Last June, Flip founder Jonathan Kaplan surprised the tech world by announcing he was launching a grilled cheese company. But Kaplan’s venture, called The Melt, wouldn’t be an amateur, hotdog-stand operation. No, he’d do it with Silicon Valley flair: by hiring Michelin Star-quality chefs, James Beard award-winning designers, and workflow engineers; building a board of directors that includes former Apple retail head Ron Johnson; and raising millions of dollars in funding from Sequoia Capital.
Now Kaplan is taking his fast-casual restaurant concept one step further: the mobile market. Today, the Melt announced it’s going after the food truck industry by rolling out a fleet of retrofitted yellow school buses. The mobile eateries will set up shop throughout cities and possibly suburbs, allowing the company to stake out popular locations and reach new customers. Over the next five years, The Melt will introduce more than 100 buses to the market. Says Paul Coletta, The Melt’s chief marketing officer, "You are going to see us go places that no food truck has ever gone before."

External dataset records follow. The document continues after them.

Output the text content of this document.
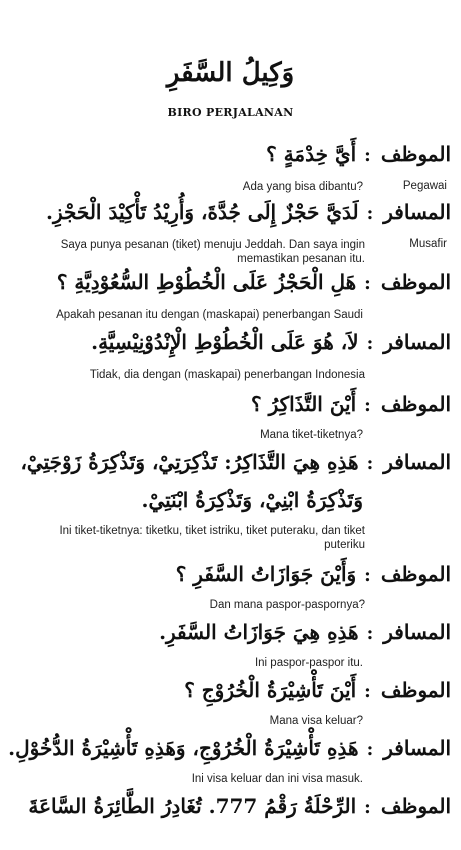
وَكِيلُ السَّفَرِ
BIRO PERJALANAN
الموظف:أَيَّ خِدْمَةٍ ؟
Ada yang bisa dibantu?	Pegawai
المسافر:لَدَيَّ حَجْزٌ إِلَى جُدَّةَ، وَأُرِيْدُ تَأْكِيْدَ الْحَجْزِ.
Saya punya pesanan (tiket) menuju Jeddah. Dan saya ingin
memastikan pesanan itu.
Musafir
الموظف:هَلِ الْحَجْزُ عَلَى الْخُطُوْطِ السُّعُوْدِيَّةِ ؟
Apakah pesanan itu dengan (maskapai) penerbangan Saudi
المسافر:لاَ، هُوَ عَلَى الْخُطُوْطِ الْإِنْدُوْنِيْسِيَّةِ.
Tidak, dia dengan (maskapai) penerbangan Indonesia
الموظف:أَيْنَ التَّذَاكِرُ ؟
Mana tiket-tiketnya?
المسافر:هَذِهِ هِيَ التَّذَاكِرُ: تَذْكِرَتِيْ، وَتَذْكِرَةُ زَوْجَتِيْ،
وَتَذْكِرَةُ ابْنِيْ، وَتَذْكِرَةُ ابْنَتِيْ.
Ini tiket-tiketnya: tiketku, tiket istriku, tiket puteraku, dan tiket
puteriku
الموظف:وَأَيْنَ جَوَازَاتُ السَّفَرِ ؟
Dan mana paspor-paspornya?
المسافر:هَذِهِ هِيَ جَوَازَاتُ السَّفَرِ.
Ini paspor-paspor itu.
الموظف:أَيْنَ تَأْشِيْرَةُ الْخُرُوْجِ ؟
Mana visa keluar?
المسافر:هَذِهِ تَأْشِيْرَةُ الْخُرُوْجِ، وَهَذِهِ تَأْشِيْرَةُ الدُّخُوْلِ.
Ini visa keluar dan ini visa masuk.
الموظف:الرِّحْلَةُ رَقْمُ 777. تُغَادِرُ الطَّائِرَةُ السَّاعَةَ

The Melt’s buses will come equipped with modern, 200-square-foot kitchens that will offer the entire menu from its brick-and-mortar locations—soups, grilled cheese sandwiches, and breakfast options. Customers will have the ability to order online or via smartphone device, enabling them to avoid the hassle of long lines. The Melt’s trucks will rotate from permanent "bus stops" during the day on a schedule which Coletta believes will give customers a sense of consistency. "We’re not going to be chasing customers like traditional food trucks do," he says. "And it’s not the traditional food truck model where you have to chase the bus depending on what their social media message of the day is."

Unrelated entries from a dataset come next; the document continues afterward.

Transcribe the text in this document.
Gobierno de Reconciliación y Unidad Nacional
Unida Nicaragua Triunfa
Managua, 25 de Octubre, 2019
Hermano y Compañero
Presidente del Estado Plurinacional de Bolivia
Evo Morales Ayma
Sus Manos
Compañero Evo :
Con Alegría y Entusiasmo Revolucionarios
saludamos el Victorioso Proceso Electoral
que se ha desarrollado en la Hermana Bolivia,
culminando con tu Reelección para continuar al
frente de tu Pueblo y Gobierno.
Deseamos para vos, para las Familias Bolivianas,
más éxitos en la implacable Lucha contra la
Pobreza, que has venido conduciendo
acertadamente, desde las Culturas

Coletta, who acknowledges the company is taking a "non-traditional distribution strategy," says The Melt has been purchasing old yellow school buses, a wink at the nostalgia associated with enjoying grilled cheese and tomato soup as children, and retrofitting them with The Melt’s eco-friendly branding and technology. The Melt’s buses will run on biodiesel fuel, and all of the company’s branded packaging will be compostable. Additionally, The Melt will only offer all-natural foods: "Driver carries no Velveeta," the side of one bus reads. (Customers also have the option to round up purchases to the nearest dollar, and donate the funds to partner Feel Good, the grilled cheese non-profit that aims to combat world hunger.)
Speaking to Coletta and Kaplan is like talking to the stoners who turned their late-night pipe dream into retail reality—a corporate personification of the munchies. These two are very serious about the grilled-cheese industry. When asked about competitors in the food truck space, for example, Coletta says, "I can’t speak for the industry trend." He boasts that "the convergence of four-wall retail with mobile food trucks is the future," and that "every piece of equipment is vital" to The Melt’s operation. Even when I ask him what locations The Melt might pursue, Coletta answers, "Look, 100 buses, 5 years, I wouldn’t say we’re not going to go anywhere."

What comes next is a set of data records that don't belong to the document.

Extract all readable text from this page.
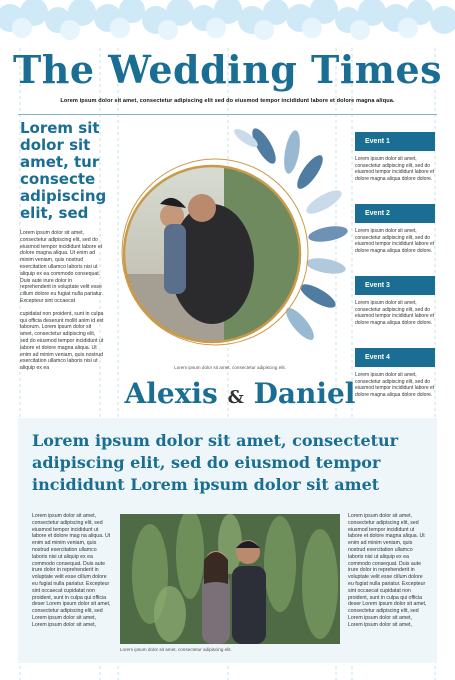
The Wedding Times
Lorem ipsum dolor sit amet, consectetur adipiscing elit sed do eiusmod tempor incididunt labore et dolore magna aliqua.
Lorem sit dolor sit amet, tur consecte adipiscing elit, sed

Lorem ipsum dolor sit amet, consectetur adipiscing elit, sed do eiusmod tempor incididunt labore et dolore magna aliqua. Ut enim ad minim veniam, quis nostrud exercitation ullamco laboris nisi ut aliquip ex ea commodo consequat. Duis aute irure dolor in reprehenderit in voluptate velit esse cillum dolore eu fugiat nulla pariatur. Excepteur sint occaecat

cupidatat non proident, sunt in culpa qui officia deserunt mollit anim id est laborum. Lorem ipsum dolor sit amet, consectetur adipiscing elit, sed do eiusmod tempor incididunt ut labore et dolore magna aliqua. Ut enim ad minim veniam, quis nostrud exercitation ullamco laboris nisi ut aliquip ex ea	Lorem ipsum dolor sit amet, consectetur adipiscing elit.
Alexis & Daniel
Event 1
Lorem ipsum dolor sit amet, consectetur adipiscing elit, sed do eiusmod tempor incididunt labore et dolore magna aliqua dolore dolore.
Event 2
Lorem ipsum dolor sit amet, consectetur adipiscing elit, sed do eiusmod tempor incididunt labore et dolore magna aliqua dolore dolore.
Event 3
Lorem ipsum dolor sit amet, consectetur adipiscing elit, sed do eiusmod tempor incididunt labore et dolore magna aliqua dolore dolore.
Event 4
Lorem ipsum dolor sit amet, consectetur adipiscing elit, sed do eiusmod tempor incididunt labore et dolore magna aliqua dolore dolore.
Lorem ipsum dolor sit amet, consectetur adipiscing elit, sed do eiusmod tempor incididunt Lorem ipsum dolor sit amet

Lorem ipsum dolor sit amet, consectetur adipiscing elit, sed eiusmod tempor incididunt ut labore et dolore mag na aliqua. Ut enim ad minim veniam, quis nostrud exercitation ullamco laboris nisi ut aliquip ex ea commodo consequat. Duis aute irure dolor in reprehenderit in voluptate velit esse cillum dolore eu fugiat nulla pariatur. Excepteur sint occaecat cupidatat non proident, sunt in culpa qui officia deser Lorem ipsum dolor sit amet, consectetur adipiscing elit, sed Lorem ipsum dolor sit amet, Lorem ipsum dolor sit amet,

Lorem ipsum dolor sit amet, consectetur adipiscing elit.

Lorem ipsum dolor sit amet, consectetur adipiscing elit, sed eiusmod tempor incididunt ut labore et dolore magna aliqua. Ut enim ad minim veniam, quis nostrud exercitation ullamco laboris nisi ut aliquip ex ea commodo consequat. Duis aute irure dolor in reprehenderit in voluptate velit esse cillum dolore eu fugiat nulla pariatur. Excepteur sint occaecat cupidatat non proident, sunt in culpa qui officia deser Lorem ipsum dolor sit amet, consectetur adipiscing elit, sed Lorem ipsum dolor sit amet, Lorem ipsum dolor sit amet,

The reason is clear: The Melt isn’t just some rinky-dink food truck startup. As Kaplan told me last year, "We’re trying to build a real business here. I want to take this company public, and I want to make my investors tons of money."
In keeping with The Melt’s left-field approach to retail, the company has come up with a wild idea to market the new strategy. This weekend, in McCovey Cove, the area of the San Francisco Bay outside AT&T Park, The Melt is "going to be lifting the first bus, SF1, onto a barge; floating it to the middle of the cove; and serving a couple hundred kayakers around the barge during the Giants-Dodgers game," Coletta says. "It’s going to be quite the spectacle."
The Melt’s mobile eateries will roll out first in the Bay Area, where the company has already established a slew of storefront locations. The company will announce a second bus market later this year.